(6 years, 5 months ago)
Commons ChamberI congratulate my hon. Friend the Member for Walthamstow (Stella Creasy) on securing this emergency debate. I was proud to stand in solidarity with Members across the House yesterday to bring the debate forward.
It stuns me that the Government will pander further to the DUP to force their agenda through the House—as they will particularly next week, no doubt—by selling the rights of women in Northern Ireland down the river. Women are suffering and their human rights are being infringed while the House does not act. The Northern Ireland Assembly has not sat since January 2017 and shows little sign of being reconstituted. Shame on the Tories, shame on the DUP and shame on the politicians who stand in the way. I have met different groups from across Northern Ireland, and many say that they are not interested in politics. One of the expressions I have heard is that people are “politically agnostic”. What does that say about politics in Northern Ireland? Those politicians are turning people off politics. People are making their own way in life in Northern Ireland, despite the shambles around the power sharing discussions.
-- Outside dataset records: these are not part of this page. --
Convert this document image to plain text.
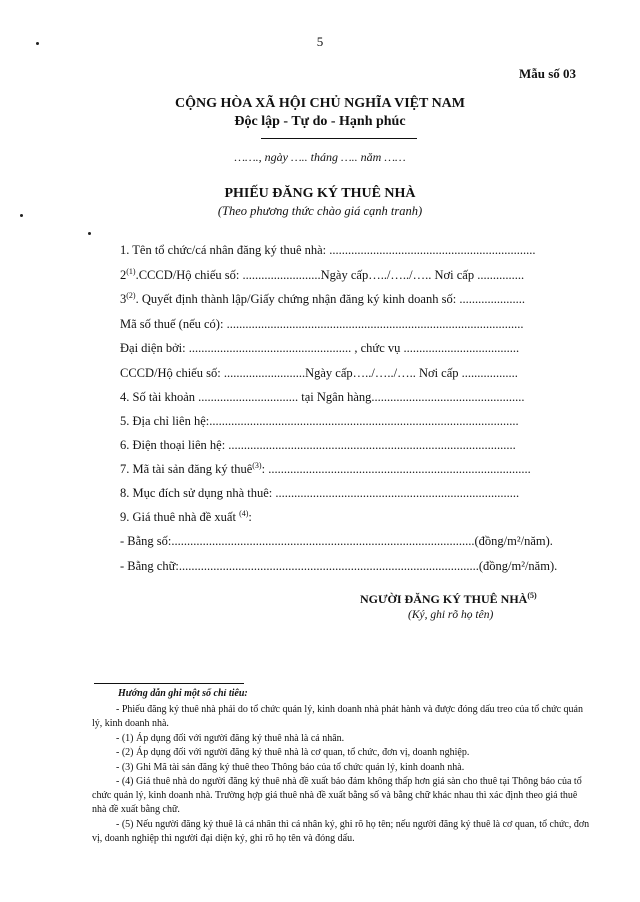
5
Mẫu số 03
CỘNG HÒA XÃ HỘI CHỦ NGHĨA VIỆT NAM
Độc lập - Tự do - Hạnh phúc
……., ngày ….. tháng ….. năm ……
PHIẾU ĐĂNG KÝ THUÊ NHÀ
(Theo phương thức chào giá cạnh tranh)
1. Tên tổ chức/cá nhân đăng ký thuê nhà: ..................................................................
2$^{(1)}$.CCCD/Hộ chiếu số: .........................Ngày cấp…../…../….. Nơi cấp ...............
3$^{(2)}$. Quyết định thành lập/Giấy chứng nhận đăng ký kinh doanh số: .....................
Mã số thuế (nếu có): ...............................................................................................
Đại diện bởi: .................................................... , chức vụ .....................................
CCCD/Hộ chiếu số: ..........................Ngày cấp…../…../….. Nơi cấp ..................
4. Số tài khoản ................................ tại Ngân hàng.................................................
5. Địa chỉ liên hệ:...................................................................................................
6. Điện thoại liên hệ: ............................................................................................
7. Mã tài sản đăng ký thuê$^{(3)}$: ....................................................................................
8. Mục đích sử dụng nhà thuê: ..............................................................................
9. Giá thuê nhà đề xuất $^{(4)}$:
- Bằng số:.................................................................................................(đồng/m²/năm).
- Bằng chữ:................................................................................................(đồng/m²/năm).
NGƯỜI ĐĂNG KÝ THUÊ NHÀ$^{(5)}$
(Ký, ghi rõ họ tên)
Hướng dẫn ghi một số chỉ tiêu:
- Phiếu đăng ký thuê nhà phải do tổ chức quản lý, kinh doanh nhà phát hành và được đóng dấu treo của tổ chức quản lý, kinh doanh nhà.
- (1) Áp dụng đối với người đăng ký thuê nhà là cá nhân.
- (2) Áp dụng đối với người đăng ký thuê nhà là cơ quan, tổ chức, đơn vị, doanh nghiệp.
- (3) Ghi Mã tài sản đăng ký thuê theo Thông báo của tổ chức quản lý, kinh doanh nhà.
- (4) Giá thuê nhà do người đăng ký thuê nhà đề xuất bảo đảm không thấp hơn giá sàn cho thuê tại Thông báo của tổ chức quản lý, kinh doanh nhà. Trường hợp giá thuê nhà đề xuất bằng số và bằng chữ khác nhau thì xác định theo giá thuê nhà đề xuất bằng chữ.
- (5) Nếu người đăng ký thuê là cá nhân thì cá nhân ký, ghi rõ họ tên; nếu người đăng ký thuê là cơ quan, tổ chức, đơn vị, doanh nghiệp thì người đại diện ký, ghi rõ họ tên và đóng dấu.
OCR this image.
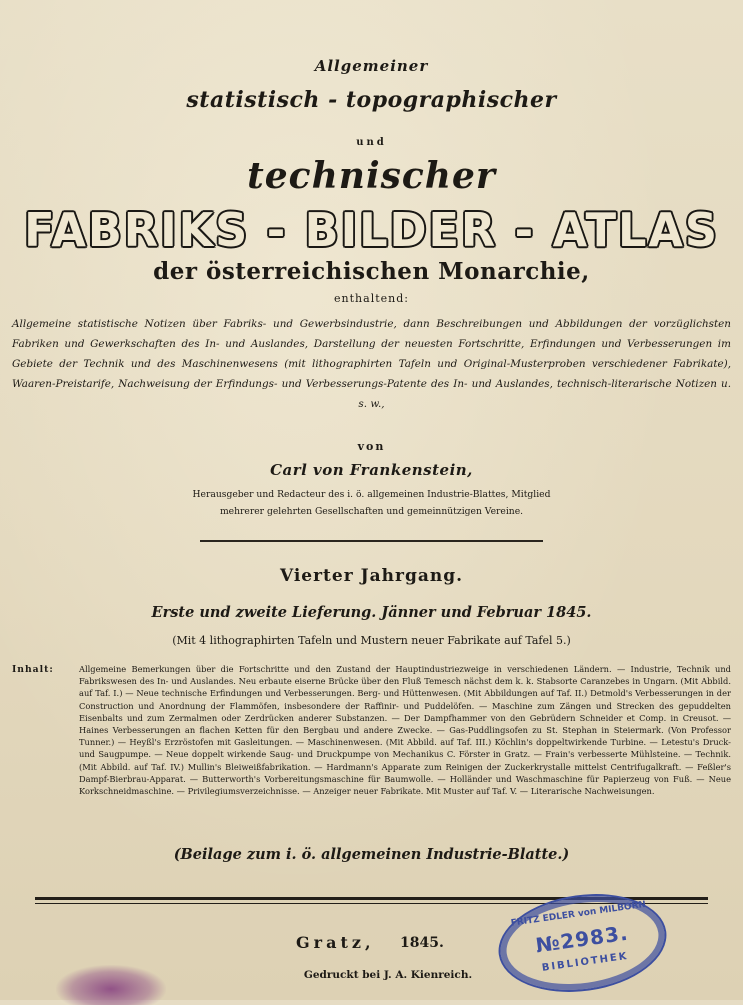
Allgemeiner
statistisch - topographischer
und
technischer
FABRIKS - BILDER - ATLAS
der österreichischen Monarchie,
enthaltend:
Allgemeine statistische Notizen über Fabriks- und Gewerbsindustrie, dann Beschreibungen und Abbildungen der vorzüglichsten Fabriken und Gewerkschaften des In- und Auslandes, Darstellung der neuesten Fortschritte, Erfindungen und Verbesserungen im Gebiete der Technik und des Maschinenwesens (mit lithographirten Tafeln und Original-Musterproben verschiedener Fabrikate), Waaren-Preistarife, Nachweisung der Erfindungs- und Verbesserungs-Patente des In- und Auslandes, technisch-literarische Notizen u. s. w.,
von
Carl von Frankenstein,
Herausgeber und Redacteur des i. ö. allgemeinen Industrie-Blattes, Mitglied
mehrerer gelehrten Gesellschaften und gemeinnützigen Vereine.
Vierter Jahrgang.
Erste und zweite Lieferung. Jänner und Februar 1845.
(Mit 4 lithographirten Tafeln und Mustern neuer Fabrikate auf Tafel 5.)
Inhalt:	Allgemeine Bemerkungen über die Fortschritte und den Zustand der Hauptindustriezweige in verschiedenen Ländern. — Industrie, Technik und Fabrikswesen des In- und Auslandes. Neu erbaute eiserne Brücke über den Fluß Temesch nächst dem k. k. Stabsorte Caranzebes in Ungarn. (Mit Abbild. auf Taf. I.) — Neue technische Erfindungen und Verbesserungen. Berg- und Hüttenwesen. (Mit Abbildungen auf Taf. II.) Detmold's Verbesserungen in der Construction und Anordnung der Flammöfen, insbesondere der Raffinir- und Puddelöfen. — Maschine zum Zängen und Strecken des gepuddelten Eisenbalts und zum Zermalmen oder Zerdrücken anderer Substanzen. — Der Dampfhammer von den Gebrüdern Schneider et Comp. in Creusot. — Haines Verbesserungen an flachen Ketten für den Bergbau und andere Zwecke. — Gas-Puddlingsofen zu St. Stephan in Steiermark. (Von Professor Tunner.) — Heyßl's Erzröstofen mit Gasleitungen. — Maschinenwesen. (Mit Abbild. auf Taf. III.) Köchlin's doppeltwirkende Turbine. — Letestu's Druck- und Saugpumpe. — Neue doppelt wirkende Saug- und Druckpumpe von Mechanikus C. Förster in Gratz. — Frain's verbesserte Mühlsteine. — Technik. (Mit Abbild. auf Taf. IV.) Mullin's Bleiweißfabrikation. — Hardmann's Apparate zum Reinigen der Zuckerkrystalle mittelst Centrifugalkraft. — Feßler's Dampf-Bierbrau-Apparat. — Butterworth's Vorbereitungsmaschine für Baumwolle. — Holländer und Waschmaschine für Papierzeug von Fuß. — Neue Korkschneidmaschine. — Privilegiumsverzeichnisse. — Anzeiger neuer Fabrikate. Mit Muster auf Taf. V. — Literarische Nachweisungen.
(Beilage zum i. ö. allgemeinen Industrie-Blatte.)
Gratz, 1845.
Gedruckt bei J. A. Kienreich.
FRITZ EDLER von MILBORN
№2983.
BIBLIOTHEK
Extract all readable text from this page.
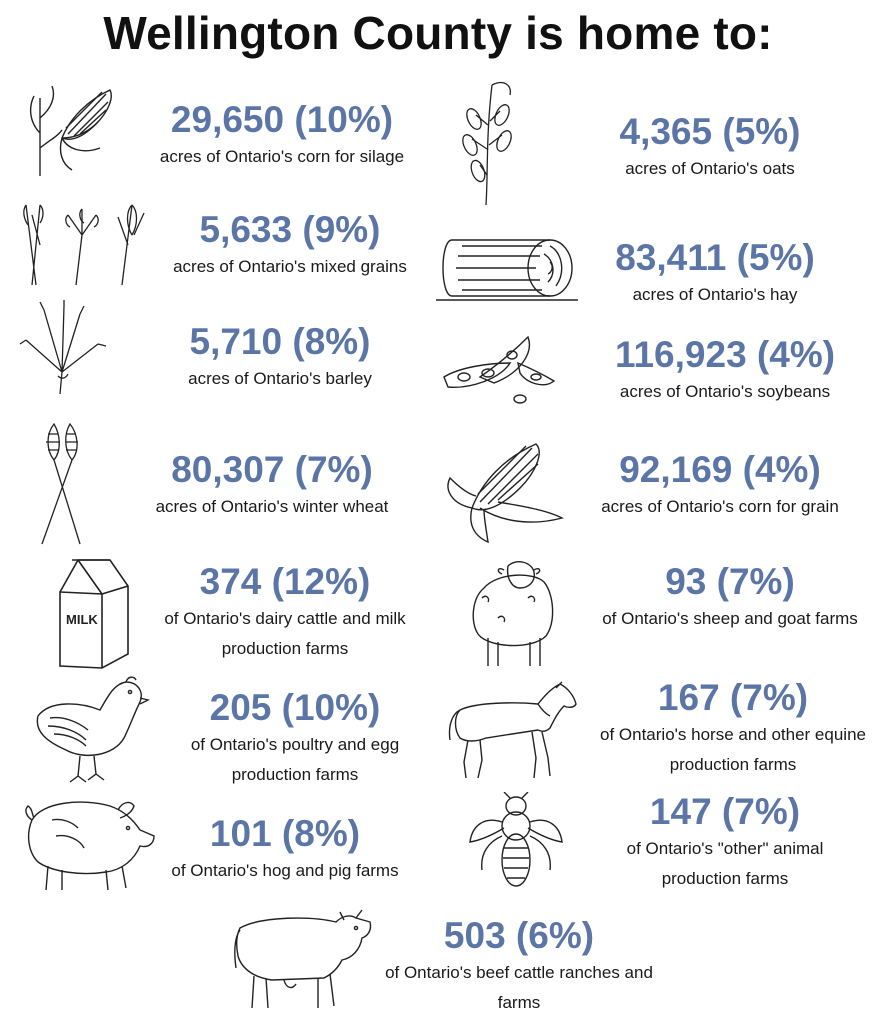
Wellington County is home to:
29,650 (10%)
acres of Ontario's corn for silage
4,365 (5%)
acres of Ontario's oats
5,633 (9%)
acres of Ontario's mixed grains	83,411 (5%)
acres of Ontario's hay
5,710 (8%)
acres of Ontario's barley
116,923 (4%)
acres of Ontario's soybeans
80,307 (7%)
acres of Ontario's winter wheat
92,169 (4%)
acres of Ontario's corn for grain
MILK
374 (12%)
of Ontario's dairy cattle and milk production farms
93 (7%)
of Ontario's sheep and goat farms
205 (10%)
of Ontario's poultry and egg production farms
167 (7%)
of Ontario's horse and other equine production farms
101 (8%)
of Ontario's hog and pig farms
147 (7%)
of Ontario's "other" animal production farms
503 (6%)
of Ontario's beef cattle ranches and farms
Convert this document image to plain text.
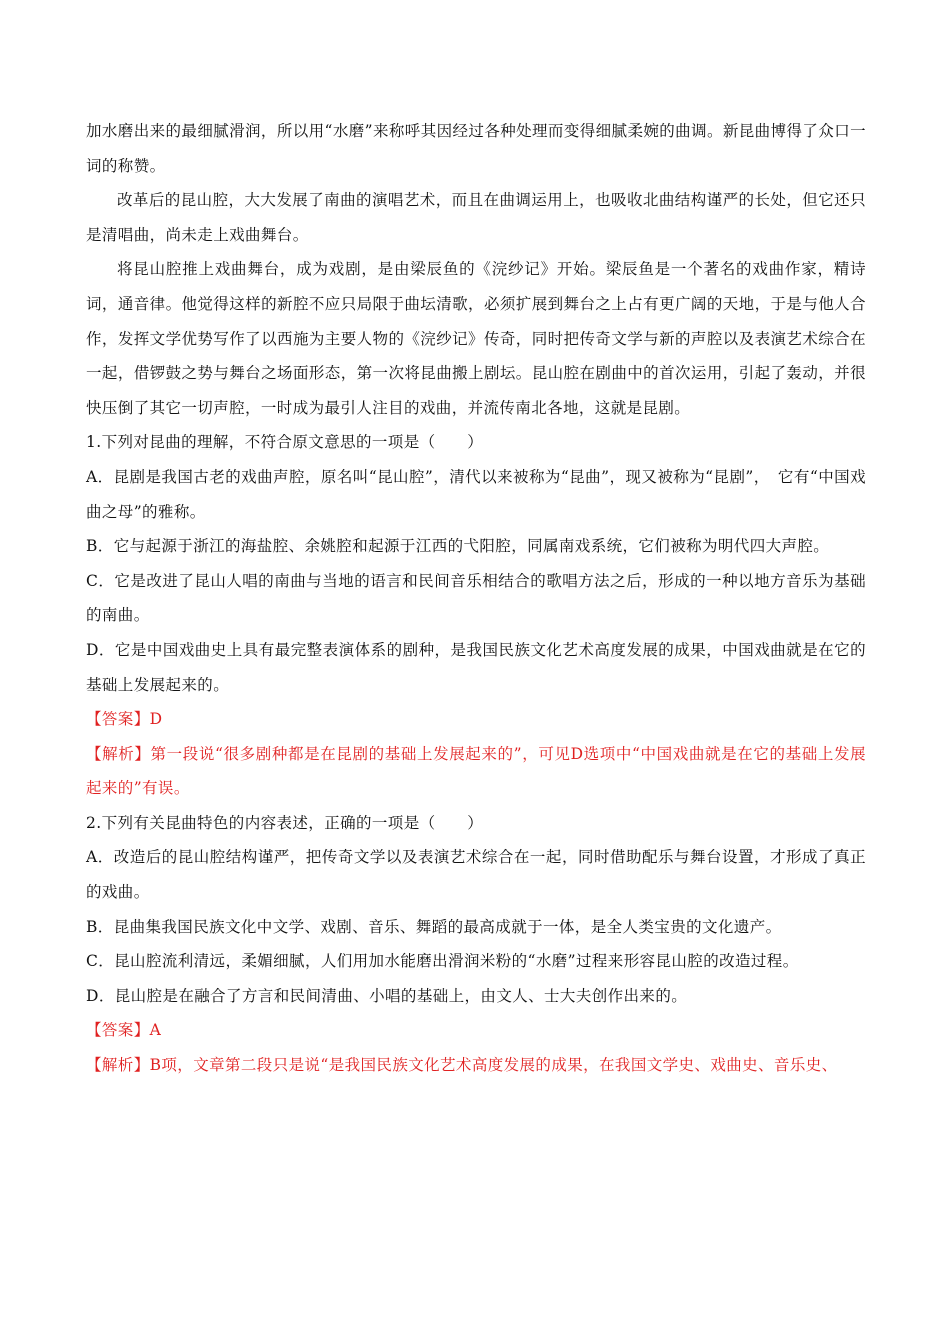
加水磨出来的最细腻滑润，所以用“水磨”来称呼其因经过各种处理而变得细腻柔婉的曲调。新昆曲博得了众口一词的称赞。

改革后的昆山腔，大大发展了南曲的演唱艺术，而且在曲调运用上，也吸收北曲结构谨严的长处，但它还只是清唱曲，尚未走上戏曲舞台。

将昆山腔推上戏曲舞台，成为戏剧，是由梁辰鱼的《浣纱记》开始。梁辰鱼是一个著名的戏曲作家，精诗词，通音律。他觉得这样的新腔不应只局限于曲坛清歌，必须扩展到舞台之上占有更广阔的天地，于是与他人合作，发挥文学优势写作了以西施为主要人物的《浣纱记》传奇，同时把传奇文学与新的声腔以及表演艺术综合在一起，借锣鼓之势与舞台之场面形态，第一次将昆曲搬上剧坛。昆山腔在剧曲中的首次运用，引起了轰动，并很快压倒了其它一切声腔，一时成为最引人注目的戏曲，并流传南北各地，这就是昆剧。

1.下列对昆曲的理解，不符合原文意思的一项是（　　）

A．昆剧是我国古老的戏曲声腔，原名叫“昆山腔”，清代以来被称为“昆曲”，现又被称为“昆剧”，　它有“中国戏曲之母”的雅称。

B．它与起源于浙江的海盐腔、余姚腔和起源于江西的弋阳腔，同属南戏系统，它们被称为明代四大声腔。

C．它是改进了昆山人唱的南曲与当地的语言和民间音乐相结合的歌唱方法之后，形成的一种以地方音乐为基础的南曲。

D．它是中国戏曲史上具有最完整表演体系的剧种，是我国民族文化艺术高度发展的成果，中国戏曲就是在它的基础上发展起来的。

【答案】D

【解析】第一段说“很多剧种都是在昆剧的基础上发展起来的”，可见D选项中“中国戏曲就是在它的基础上发展起来的”有误。

2.下列有关昆曲特色的内容表述，正确的一项是（　　）

A．改造后的昆山腔结构谨严，把传奇文学以及表演艺术综合在一起，同时借助配乐与舞台设置，才形成了真正的戏曲。

B．昆曲集我国民族文化中文学、戏剧、音乐、舞蹈的最高成就于一体，是全人类宝贵的文化遗产。

C．昆山腔流利清远，柔媚细腻，人们用加水能磨出滑润米粉的“水磨”过程来形容昆山腔的改造过程。

D．昆山腔是在融合了方言和民间清曲、小唱的基础上，由文人、士大夫创作出来的。

【答案】A

【解析】B项，文章第二段只是说“是我国民族文化艺术高度发展的成果，在我国文学史、戏曲史、音乐史、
Unfortunately I am unable to.
In the absence of a Northern Ireland Assembly, Westminster has a duty to stand up for the women of Northern Ireland. Is waiting for the Assembly to uphold the rights of women in Northern Ireland not just a way of avoiding taking action altogether?
The roll-out of universal credit, as we have all heard, penalises women who decide to have a third child, even if that is as a result of rape or within an abusive relationship. Imagine not being able to afford to have a third child, and imagine having to make the agonising decision to continue a pregnancy when foetal abnormalities have been detected. How can any of us begin to imagine what it is like to have to make such a decision? It is ironic that the DUP gives the Government moral support on the two-child rule.
My hon. Friend the Member for Pontypridd (Owen Smith), in his former role, wrote about this very issue to the Director of Public Prosecutions for Northern Ireland, who made it very clear that it is
“a potential offence to withhold information regarding an act of rape. The legislation does not distinguish between a victim and third parties to whom a disclosure is made; each is potentially liable to prosecution.”
Is it not therefore evident that women in Northern Ireland are getting the rough end of the stick? There is also the fact that the Offences Against the Person Act 1861 is archaic and Victorian.
It is my responsibility as a woman and as a Member of Parliament to defend the rights of women in Northern Ireland. While abortion law may be devolved to Stormont, human rights are not, and the UN has told the Government on more than one occasion that the rights of women in Northern Ireland are being violated. Moreover, the defence of those rights is the responsibility of every UK MP.
This is about the rights of women to do what they want with their bodies, and we have spoken about choice in the Chamber today. This is about giving women in Northern Ireland parity with their sisters in the United Kingdom and, now, those over the border in Ireland. This is about leading the way on women’s rights around the world. This is about fairness and justice. More than anything else, this is a crazy situation to be in in 2018, and I will be doing everything I can to stand up for women in Northern Ireland.